Like other embeds, they provided extraordinary frontline coverage and slice-of-life features. Strassman was at Camp Pennsylvania in Kuwait when a U.S. soldier allegedly lobbed grenades into officers' tents. During a firefight, a Marine hovered over Pitts, trying to shield him from incoming rounds. "It was dangerous to think too much about the future," said Pitts.

Last week, the trio hailed the embedding experiment as arduous but rewarding. "To get this back-stage pass, I felt like I walked into a John Clancy novel," Strassman said.

They said thoughts of their families weighed heavily, particularly after the death of their colleague, NBC News correspondent David Bloom on April 5. When Pitts and his Marine unit were in the middle of a Baghdad firefight, his wife Lynn, a CBS producer, was in the control room. Strassman's wife, Linda Stouffer, a CNN Headline News anchor, heard about the fragging incident at Camp Pennsylvania—and that her husband was there—on the set. Both women are pregnant.

Yet these CBS reporters relished being so close to the action. They sat in on military planning meetings. They slept and ate alongside the soldiers.
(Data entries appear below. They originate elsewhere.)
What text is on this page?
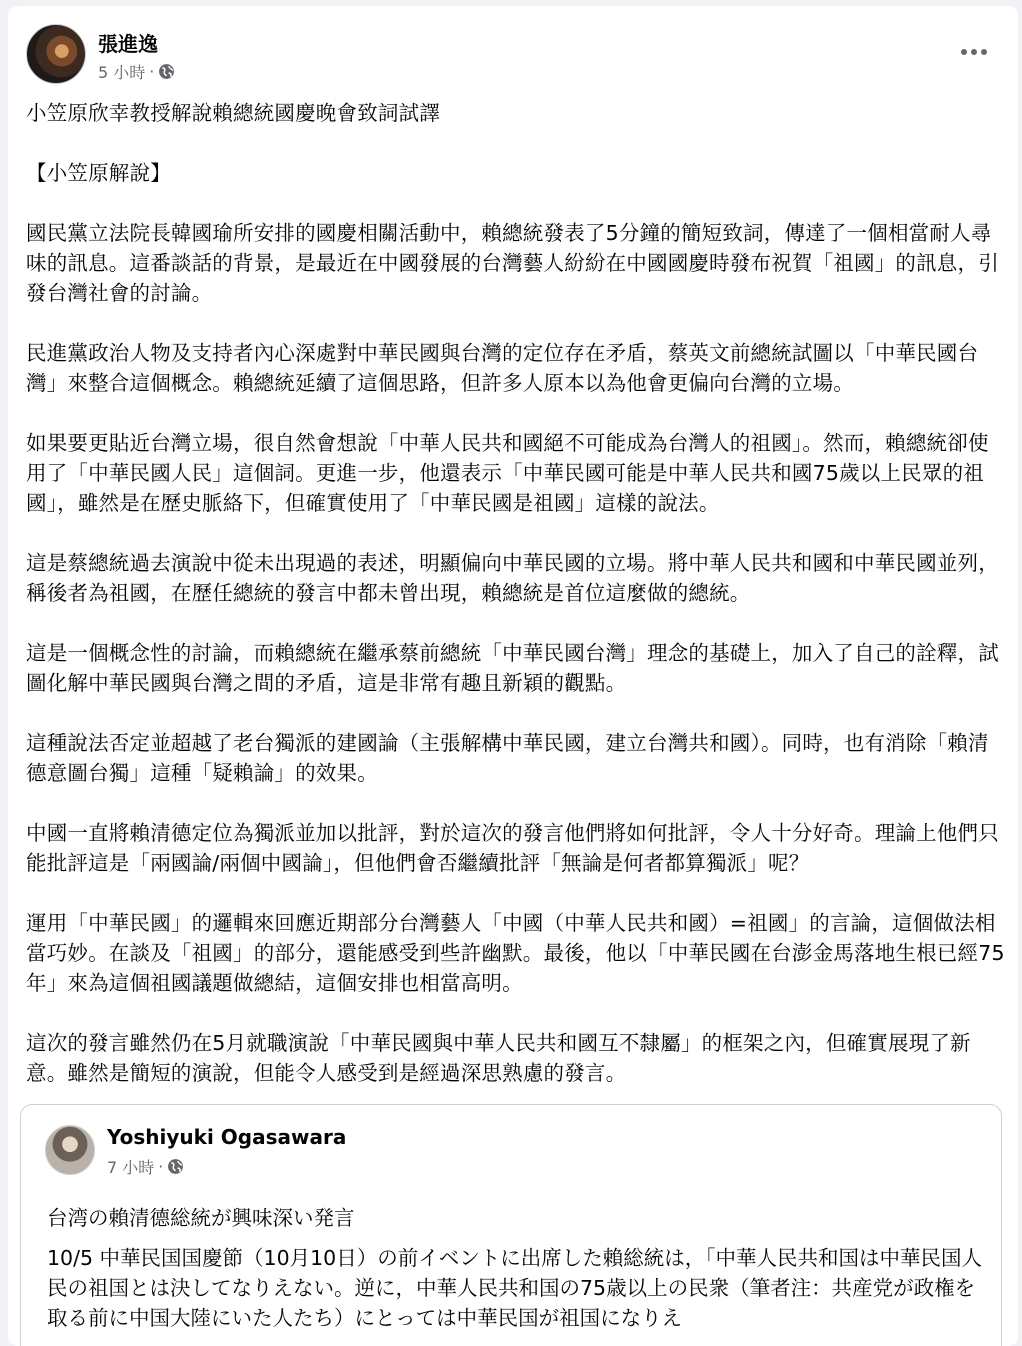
張進逸
5 小時 ·
小笠原欣幸教授解說賴總統國慶晚會致詞試譯
【小笠原解說】
國民黨立法院長韓國瑜所安排的國慶相關活動中，賴總統發表了5分鐘的簡短致詞，傳達了一個相當耐人尋味的訊息。這番談話的背景，是最近在中國發展的台灣藝人紛紛在中國國慶時發布祝賀「祖國」的訊息，引發台灣社會的討論。
民進黨政治人物及支持者內心深處對中華民國與台灣的定位存在矛盾，蔡英文前總統試圖以「中華民國台灣」來整合這個概念。賴總統延續了這個思路，但許多人原本以為他會更偏向台灣的立場。
如果要更貼近台灣立場，很自然會想說「中華人民共和國絕不可能成為台灣人的祖國」。然而，賴總統卻使用了「中華民國人民」這個詞。更進一步，他還表示「中華民國可能是中華人民共和國75歲以上民眾的祖國」，雖然是在歷史脈絡下，但確實使用了「中華民國是祖國」這樣的說法。
這是蔡總統過去演說中從未出現過的表述，明顯偏向中華民國的立場。將中華人民共和國和中華民國並列，稱後者為祖國，在歷任總統的發言中都未曾出現，賴總統是首位這麼做的總統。
這是一個概念性的討論，而賴總統在繼承蔡前總統「中華民國台灣」理念的基礎上，加入了自己的詮釋，試圖化解中華民國與台灣之間的矛盾，這是非常有趣且新穎的觀點。
這種說法否定並超越了老台獨派的建國論（主張解構中華民國，建立台灣共和國）。同時，也有消除「賴清德意圖台獨」這種「疑賴論」的效果。
中國一直將賴清德定位為獨派並加以批評，對於這次的發言他們將如何批評，令人十分好奇。理論上他們只能批評這是「兩國論/兩個中國論」，但他們會否繼續批評「無論是何者都算獨派」呢？
運用「中華民國」的邏輯來回應近期部分台灣藝人「中國（中華人民共和國）=祖國」的言論，這個做法相當巧妙。在談及「祖國」的部分，還能感受到些許幽默。最後，他以「中華民國在台澎金馬落地生根已經75年」來為這個祖國議題做總結，這個安排也相當高明。
這次的發言雖然仍在5月就職演說「中華民國與中華人民共和國互不隸屬」的框架之內，但確實展現了新意。雖然是簡短的演說，但能令人感受到是經過深思熟慮的發言。
Yoshiyuki Ogasawara
7 小時 ·
台湾の賴清德総統が興味深い発言
10/5 中華民国国慶節（10月10日）の前イベントに出席した賴総統は，「中華人民共和国は中華民国人民の祖国とは決してなりえない。逆に，中華人民共和国の75歳以上の民衆（筆者注：共産党が政権を取る前に中国大陸にいた人たち）にとっては中華民国が祖国になりえ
When the story moved, they were with it.

Although CBS broadcast less war coverage than the other major TV news organizations, it had a full complement of reporters, including 10 embeds, in the Persian Gulf. Correspondent Lara Logan, pulled from Baghdad just before the shooting, returned there ahead of other U.S. TV reporters. 60 Minutes II
correspondent Scott Pelley traveled as a so-called unilateral, unattached to any military unit, adding another dimension to coverage.

Yet it was not enough to push up CBS's ratings. The CBS Evening News still trails the evening newscasts of its NBC and ABC competition. For the week of April 7 (the most recent ratings at press time), Evening News drew 8 million viewers, up 1% from a year ago. NBC, though, grabbed 10.8 million viewers, up 16%, and ABC was up 5% with 9.7 million.

CBS's The Early Show
was actually beat in viewership for the first week in April by Fox News Channel's campy morning show Fox & Friends. Red-hot cable news nets, led by Fox News, have certainly drained away some broadcast viewers. CBS may have been hit particularly hard, contends news analyst Andrew Tyndall: "CBS has historically been strongest in small markets. And [its ratings weakness] could be because Fox News' strength is greatest in the heartland."

Even when Fox draws 4 million viewers in prime, its audience is still half that of Evening News.

Axelrod, who traveled with the 1st brigade of the Army's 3rd Infantry, said the limits on war coverage at CBS were an advantage. CBS journalists, he said, had more time to put together their stories each day, rather than constantly feeding a 24-hour cable news machine with live reporting and updates. "It's like being at a hurricane," he said. "If you're always talking about the storm, you don't get to talk to the people who have been affected."